Two University of Washington researchers have uncovered
details of the radically divergent strategies that two common tree species
employ to cope with drought in southwestern Colorado. As they report in a new
paper in the journal Global Change Biology, one tree species shuts down
production and conserves water, while the other alters its physiology to
continue growing and using water.
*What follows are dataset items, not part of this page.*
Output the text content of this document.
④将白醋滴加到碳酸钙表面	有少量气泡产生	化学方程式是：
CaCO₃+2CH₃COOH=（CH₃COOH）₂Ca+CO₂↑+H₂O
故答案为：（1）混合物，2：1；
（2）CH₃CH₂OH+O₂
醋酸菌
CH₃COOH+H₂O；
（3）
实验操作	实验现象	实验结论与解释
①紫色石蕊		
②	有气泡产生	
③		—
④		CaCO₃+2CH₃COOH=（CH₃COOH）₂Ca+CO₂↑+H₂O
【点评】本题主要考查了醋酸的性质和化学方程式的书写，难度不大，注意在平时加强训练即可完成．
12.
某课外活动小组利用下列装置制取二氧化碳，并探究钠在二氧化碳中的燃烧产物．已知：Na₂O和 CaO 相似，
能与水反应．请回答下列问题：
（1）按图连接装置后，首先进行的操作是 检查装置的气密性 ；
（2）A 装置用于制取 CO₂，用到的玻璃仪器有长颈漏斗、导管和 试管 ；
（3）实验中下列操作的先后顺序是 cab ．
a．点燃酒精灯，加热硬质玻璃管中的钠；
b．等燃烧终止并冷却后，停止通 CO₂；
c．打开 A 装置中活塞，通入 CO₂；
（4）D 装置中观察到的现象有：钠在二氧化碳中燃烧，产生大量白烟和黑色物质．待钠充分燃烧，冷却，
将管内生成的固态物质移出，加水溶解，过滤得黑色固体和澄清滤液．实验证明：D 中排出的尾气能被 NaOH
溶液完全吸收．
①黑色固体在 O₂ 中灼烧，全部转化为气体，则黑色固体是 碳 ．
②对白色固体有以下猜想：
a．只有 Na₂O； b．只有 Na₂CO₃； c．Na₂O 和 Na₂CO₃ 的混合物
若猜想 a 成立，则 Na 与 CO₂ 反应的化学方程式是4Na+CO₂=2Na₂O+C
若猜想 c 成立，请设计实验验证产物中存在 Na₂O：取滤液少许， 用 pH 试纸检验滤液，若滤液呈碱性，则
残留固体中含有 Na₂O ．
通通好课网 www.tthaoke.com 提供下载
As the entire western United States becomes
warmer and drier through man-made climate change, these findings shed light on
how woody plants may confront twin scourges of less water and hot weather.
The authors, UW biology graduate student Leander Anderegg
and biology professor Janneke Hille Ris Lambers, wanted to understand if
different tree species employ similar coping strategies for drought, and how
these strategies would affect their future ranges in a warmer and drier climate.
They compared how two common tree species differ in terms of shape, growth rate
and physiology across wet and dry portions of their native ranges.
“We really wanted to identify the entire suite of strategies
that a plant can use to grow in drier environments, as well as which of these
strategies each tree would employ,” said Hille Ris Lambers.